With border-box, width and height include content + padding + border. This makes sizing far more predictable.
/* Apply border-box globally — recommended */
*, *::before, *::after {
box-sizing: border-box;
}
.card {
width: 300px;
padding: 20px;
border: 2px solid #ccc;
/* With border-box: total width is still 300px */
/* With content-box: total width would be 300 + 40 + 4 = 344px */
}
Best practice: Set
box-sizing: border-boxon all elements at the start of your stylesheet. Nearly every modern CSS reset or framework does this.
Q. How does CSS specificity work? medium ›
When multiple CSS rules target the same element, the browser uses specificity to decide which rule wins. Specificity is calculated as a three-part score: (A, B, C).

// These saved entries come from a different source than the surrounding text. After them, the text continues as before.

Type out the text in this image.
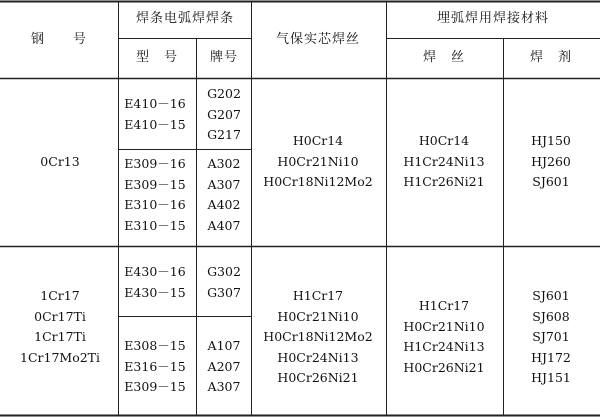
钢　　号
焊条电弧焊焊条
型　号 牌号
气保实芯焊丝
埋弧焊用焊接材料
焊　丝	焊　剂
0Cr13
E410－16
E410－15
G202
G207
G217
E309－16
E309－15
E310－16
E310－15
A302
A307
A402
A407
H0Cr14
H0Cr21Ni10
H0Cr18Ni12Mo2
H0Cr14
H1Cr24Ni13
H1Cr26Ni21
HJ150
HJ260
SJ601
1Cr17
0Cr17Ti
1Cr17Ti
1Cr17Mo2Ti
E430－16
E430－15
G302
G307
E308－15
E316－15
E309－15
A107
A207
A307
H1Cr17
H0Cr21Ni10
H0Cr18Ni12Mo2
H0Cr24Ni13
H0Cr26Ni21
H1Cr17
H0Cr21Ni10
H1Cr24Ni13
H0Cr26Ni21
SJ601
SJ608
SJ701
HJ172
HJ151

| Level | What counts | Example |
|---|---|---|
| A — IDs | #header | (1, 0, 0) |
| B — Classes, attributes, pseudo-classes | .nav, [type="text"], :hover | (0, 1, 0) |
| C — Elements, pseudo-elements | div, ::before | (0, 0, 1) |
Comparing specificity: A beats B beats C, regardless of count.
/* (0, 1, 0) — one class */
.button { color: blue; }
/* (1, 0, 0) — one ID (wins) */
#submit { color: red; }
/* (0, 0, 2) — two elements (loses to one class) */
div button { color: green; }
Tie-breaker: When two selectors have equal specificity, the later rule in the stylesheet wins.
Special cases:
- Inline styles (
style="...") override any selector-based rule. !importantoverrides everything, including inline styles. Use it sparingly.- The universal selector (
*), combinators (>,+,~), and:where()add zero specificity. :is()and:not()take the specificity of their most specific argument.
Tip: Keep specificity low and flat. Prefer classes over IDs, avoid
!important, and use a consistent naming convention (like BEM) to prevent specificity wars.